Fluoride Action Network


We have previously demonstrated that a treatment regimen of slow-release sodium fluoride (SRNaF) and continuous calcium citrate increases lumbar bone mass, improves cancellous bone material quality, and significantly reduces vertebral fracture rate in osteoporotic patients. In order to assess whether such treatment also improves trabecular structure, we quantitated cancellous bone connectivity before and following 2 years of therapy with SRNaF in 23 patients with osteoporosis and vertebral fractures. In addition, we performed bone histomorphometry on the same sections used for connectivity measurements. There was a significant increase in L2-L4 bone mineral density during therapy (0.827 +/- 0.176 g/cm2 SD to 0.872 +/- 0.166, p = 0.0004). Significant histomorphometric changes were represented by increases in mineral apposition rate (0.6 +/- 0.4 microns/d to 1.1 +/- 0.7, p = 0.0078) and adjusted apposition rate (0.4 +/- 0.3 microns/d to 0.6 +/- 0.4, p = 0.016). On the other hand, trabecular spacing significantly declined (from 1375 +/- 878 microns to 1052 +/- 541, p = 0.05). Two-dimensional quantitation of trabecular struts on iliac crest histological sections disclosed significant increases in mean node number per mm2 of cancellous tissue area (0.22 +/- 0.12 vs. 0.39 +/- 0.27, p = 0.0077), the mean node to free-end ratio (0.23 +/- 0.21 vs. 0.41 +/- 0.46, p < 0.05), and in the mean node to node strut length per mm2 of cancellous area (0.098 +/- 0.101 vs. 0.212 +/- 0.183, p < 0.01).
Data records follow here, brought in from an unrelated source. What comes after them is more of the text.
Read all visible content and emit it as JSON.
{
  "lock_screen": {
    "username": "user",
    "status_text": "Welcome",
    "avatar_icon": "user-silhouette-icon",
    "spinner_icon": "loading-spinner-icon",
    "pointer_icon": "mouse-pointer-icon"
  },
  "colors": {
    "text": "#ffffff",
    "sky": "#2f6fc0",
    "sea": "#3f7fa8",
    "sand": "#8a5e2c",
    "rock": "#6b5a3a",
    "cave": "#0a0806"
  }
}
There were no significant changes in any of the measurements associated with free-end number or free-end to free-end strut length. When patients were divided into those with severe and mild-modest spinal bone loss (based upon initial lumbar bone density) the significant changes in connectivity occurred in patients with mild-moderate bone loss, but not in those with severe bone loss, suggesting that fluoride’s effect is in part dependent on the presence of a certain critical amount of bone. This finding in combination with the previously reported increases in bone mass and bone material quality may explain the significant reduction in vertebral fracture rate observed with this particular fluoride regimen.